CRM114
From Wikipedia, the free encyclopedia
CRM114 is a program based upon a statistical approach for classifying data, and especially used for filtering email spam. While others have done statistical Bayesian filtering based upon the frequency of single word occurrences in email, CRM114 achieves a higher rate of spam recognition through creating hits based upon phrases up to five words in length. These phrases are used to form a hidden Markov model of the incoming texts. With this additional contextual recognition, it is one of the more accurate spam filters available. The author claims recognition rates as high as 99.87%, however these results are not reproduced in independent tests by Holden (although the author writes that he may have had "some sort of installation or usage error on my part", and recommends trying CRM114) and at TREC 2005. It should also be noted that these tests are outdated, and CRM114 has several new training methods (including Double Sided Thick Threshold Training with Testing Refutation) that yields considerable accuracy improvements, and independent retests are greatly needed. CRM114's classifier can also be switched to use Lightstone's Winnow algorithm, character-by-character correlation, a variant on KNN (K-nearest neighbor algorithm) classification called Hyperspace, a bit-entropic classifier that uses entropy encoding to determine similarity, and other more experimental classifiers.

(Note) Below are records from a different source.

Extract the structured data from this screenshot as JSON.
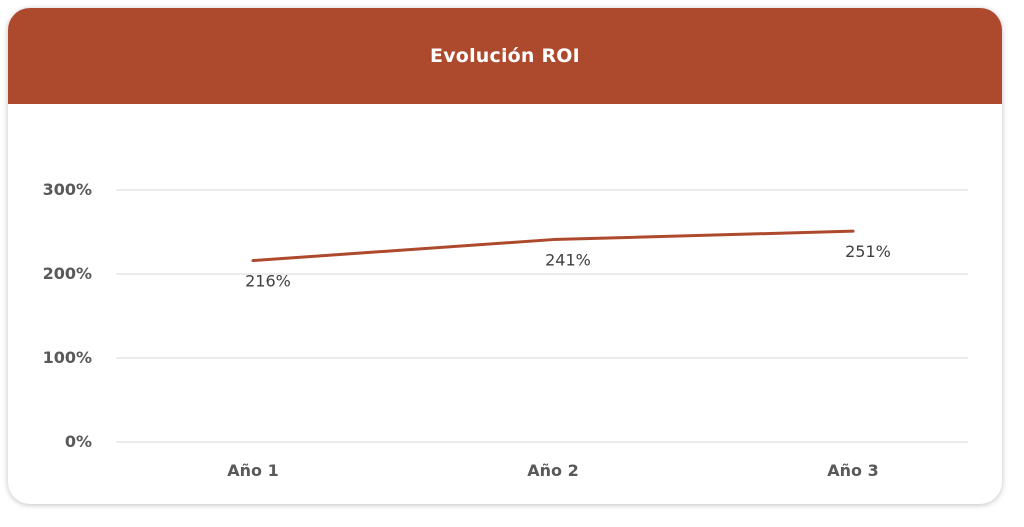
{
  "header": {
    "title": "Evolución ROI"
  },
  "colors": {
    "header": "#ad4a2d",
    "line": "#ad4a2d",
    "grid": "#d9d9d9"
  },
  "chart_data": {
    "type": "line",
    "title": "Evolución ROI",
    "xlabel": "",
    "ylabel": "",
    "categories": [
      "Año 1",
      "Año 2",
      "Año 3"
    ],
    "series": [
      {
        "values": [
          216,
          241,
          251
        ]
      }
    ],
    "data_labels": [
      "216%",
      "241%",
      "251%"
    ],
    "ylim": [
      0,
      300
    ],
    "yticks": [
      0,
      100,
      200,
      300
    ],
    "ytick_labels": [
      "0%",
      "100%",
      "200%",
      "300%"
    ],
    "grid": true,
    "legend": "none"
  }
}
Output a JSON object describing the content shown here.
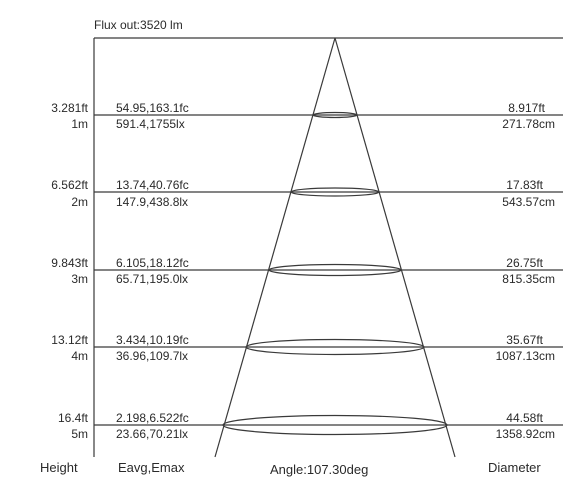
{
  "flux_label": "Flux out:3520 lm",
  "rows": [
    {
      "height_ft": "3.281ft",
      "height_m": "1m",
      "fc": "54.95,163.1fc",
      "lx": "591.4,1755lx",
      "diam_ft": "8.917ft",
      "diam_cm": "271.78cm"
    },
    {
      "height_ft": "6.562ft",
      "height_m": "2m",
      "fc": "13.74,40.76fc",
      "lx": "147.9,438.8lx",
      "diam_ft": "17.83ft",
      "diam_cm": "543.57cm"
    },
    {
      "height_ft": "9.843ft",
      "height_m": "3m",
      "fc": "6.105,18.12fc",
      "lx": "65.71,195.0lx",
      "diam_ft": "26.75ft",
      "diam_cm": "815.35cm"
    },
    {
      "height_ft": "13.12ft",
      "height_m": "4m",
      "fc": "3.434,10.19fc",
      "lx": "36.96,109.7lx",
      "diam_ft": "35.67ft",
      "diam_cm": "1087.13cm"
    },
    {
      "height_ft": "16.4ft",
      "height_m": "5m",
      "fc": "2.198,6.522fc",
      "lx": "23.66,70.21lx",
      "diam_ft": "44.58ft",
      "diam_cm": "1358.92cm"
    }
  ],
  "footer": {
    "height": "Height",
    "illuminance": "Eavg,Emax",
    "angle": "Angle:107.30deg",
    "diameter": "Diameter"
  }
}
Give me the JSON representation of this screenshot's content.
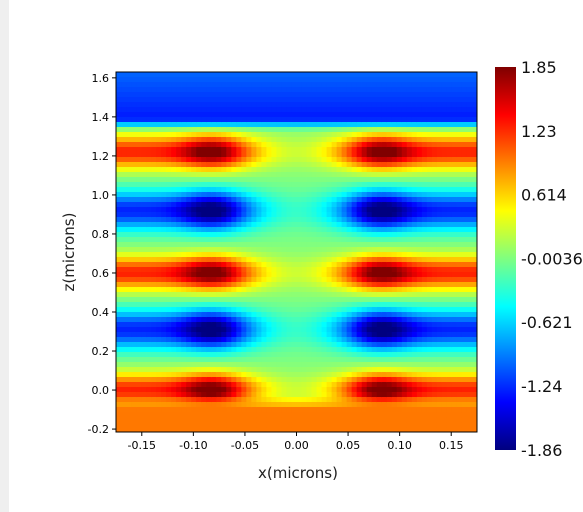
{
  "chart_data": {
    "type": "heatmap",
    "title": "",
    "xlabel": "x(microns)",
    "ylabel": "z(microns)",
    "xlim": [
      -0.175,
      0.175
    ],
    "ylim": [
      -0.215,
      1.63
    ],
    "x_ticks": [
      "-0.15",
      "-0.10",
      "-0.05",
      "0.00",
      "0.05",
      "0.10",
      "0.15"
    ],
    "x_tick_values": [
      -0.15,
      -0.1,
      -0.05,
      0.0,
      0.05,
      0.1,
      0.15
    ],
    "y_ticks": [
      "-0.2",
      "0.0",
      "0.2",
      "0.4",
      "0.6",
      "0.8",
      "1.0",
      "1.2",
      "1.4",
      "1.6"
    ],
    "y_tick_values": [
      -0.2,
      0.0,
      0.2,
      0.4,
      0.6,
      0.8,
      1.0,
      1.2,
      1.4,
      1.6
    ],
    "colormap": "jet",
    "colorbar": {
      "min": -1.86,
      "max": 1.85,
      "labels": [
        "1.85",
        "1.23",
        "0.614",
        "-0.00363",
        "-0.621",
        "-1.24",
        "-1.86"
      ],
      "label_values": [
        1.85,
        1.23,
        0.614,
        -0.00363,
        -0.621,
        -1.24,
        -1.86
      ]
    },
    "field_bands": {
      "positive_z": [
        0.0,
        0.6,
        1.22
      ],
      "negative_z": [
        0.31,
        0.92
      ],
      "hotspot_x": [
        -0.08,
        0.08
      ],
      "center_x": 0.0,
      "bottom_level": 0.95,
      "top_level": -1.3
    },
    "grid": false
  }
}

As an example of pattern recognition software, CRM114 is a good example of machine learning accomplished with a reasonably simple algorithm. Source code in C is available through the external link.

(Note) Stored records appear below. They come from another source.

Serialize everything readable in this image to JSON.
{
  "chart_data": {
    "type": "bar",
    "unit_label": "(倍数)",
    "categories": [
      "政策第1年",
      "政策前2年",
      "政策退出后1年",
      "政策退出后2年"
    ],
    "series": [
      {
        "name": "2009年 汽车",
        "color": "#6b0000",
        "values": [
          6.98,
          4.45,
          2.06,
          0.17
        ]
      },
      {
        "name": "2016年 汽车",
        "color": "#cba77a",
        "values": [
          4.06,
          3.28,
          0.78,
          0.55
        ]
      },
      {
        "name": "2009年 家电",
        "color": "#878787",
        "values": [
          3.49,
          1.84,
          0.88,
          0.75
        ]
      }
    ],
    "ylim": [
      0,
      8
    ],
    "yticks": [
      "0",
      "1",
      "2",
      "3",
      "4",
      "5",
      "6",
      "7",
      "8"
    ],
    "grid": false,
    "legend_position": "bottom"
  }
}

At a deeper level, CRM114 is also a string pattern matching language, similar to grep or even Perl; although it is Turing complete it is highly tuned for matching text, and even a simple (recursive) definition of the factorial takes almost ten lines, looking somewhat confusing to the uninitiated. Part of this is because the crm114 language syntax is not positional, but declensional. As a programming language, it may be used for many other applications aside from detecting spam. CRM114 uses the TRE approximate-match regex engine, so it's possible to write programs that do not depend on absolutely identical strings matching to function correctly.
[edit] Trivia
The term CRM114 is first applied to the radio discriminator aboard a B-52 in Stanley Kubrick's Dr. Strangelove or: How I Learned to Stop Worrying and Love the Bomb.

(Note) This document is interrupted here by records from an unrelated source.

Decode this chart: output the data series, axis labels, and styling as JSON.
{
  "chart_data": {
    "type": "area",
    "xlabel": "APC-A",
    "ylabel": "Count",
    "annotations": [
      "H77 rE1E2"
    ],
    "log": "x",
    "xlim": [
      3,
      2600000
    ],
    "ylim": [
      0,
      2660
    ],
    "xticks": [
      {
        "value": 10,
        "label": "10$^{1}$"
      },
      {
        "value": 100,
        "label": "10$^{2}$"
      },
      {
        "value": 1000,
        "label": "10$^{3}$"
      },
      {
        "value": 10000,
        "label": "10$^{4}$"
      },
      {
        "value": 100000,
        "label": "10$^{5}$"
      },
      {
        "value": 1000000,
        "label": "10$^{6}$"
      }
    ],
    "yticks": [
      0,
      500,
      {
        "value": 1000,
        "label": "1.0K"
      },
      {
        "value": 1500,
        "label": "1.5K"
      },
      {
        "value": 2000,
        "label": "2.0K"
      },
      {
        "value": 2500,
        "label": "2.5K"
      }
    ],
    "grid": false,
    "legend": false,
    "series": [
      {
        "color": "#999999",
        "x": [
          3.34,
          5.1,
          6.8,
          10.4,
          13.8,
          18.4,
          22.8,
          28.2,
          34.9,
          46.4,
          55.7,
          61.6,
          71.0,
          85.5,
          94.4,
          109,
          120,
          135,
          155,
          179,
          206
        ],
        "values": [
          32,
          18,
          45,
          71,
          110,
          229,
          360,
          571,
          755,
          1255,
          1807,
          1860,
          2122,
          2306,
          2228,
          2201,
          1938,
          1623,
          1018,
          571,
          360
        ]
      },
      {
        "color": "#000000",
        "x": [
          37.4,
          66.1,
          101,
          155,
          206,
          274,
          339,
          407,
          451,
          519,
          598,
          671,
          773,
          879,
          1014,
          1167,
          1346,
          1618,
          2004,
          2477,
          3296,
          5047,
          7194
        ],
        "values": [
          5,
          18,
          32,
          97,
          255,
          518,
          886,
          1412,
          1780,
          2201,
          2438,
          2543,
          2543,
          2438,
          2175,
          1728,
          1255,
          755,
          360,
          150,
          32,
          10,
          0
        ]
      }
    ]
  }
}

After Dr. Strangelove, the Kubrick rubrick CRM114 appears in three subsequent movies. The spacecraft Discovery's registration/serial number in 2001: A Space Odyssey is CRM 114, and in Eyes Wide Shut, the mortuary is located on Level/Wing C, Room 114. Kubrick cleverly uses the homonym "Serum 114," a drug injected into Alex to help his reformation, in A Clockwork Orange.
Other films continue Kubrick's CRM114 tradition. An amplifier in Dr. Emmett Brown's laboratory in Back to the Future is labeled CRM-114, and the remake of Fun with Dick and Jane includes a financial transaction form number CRM-114.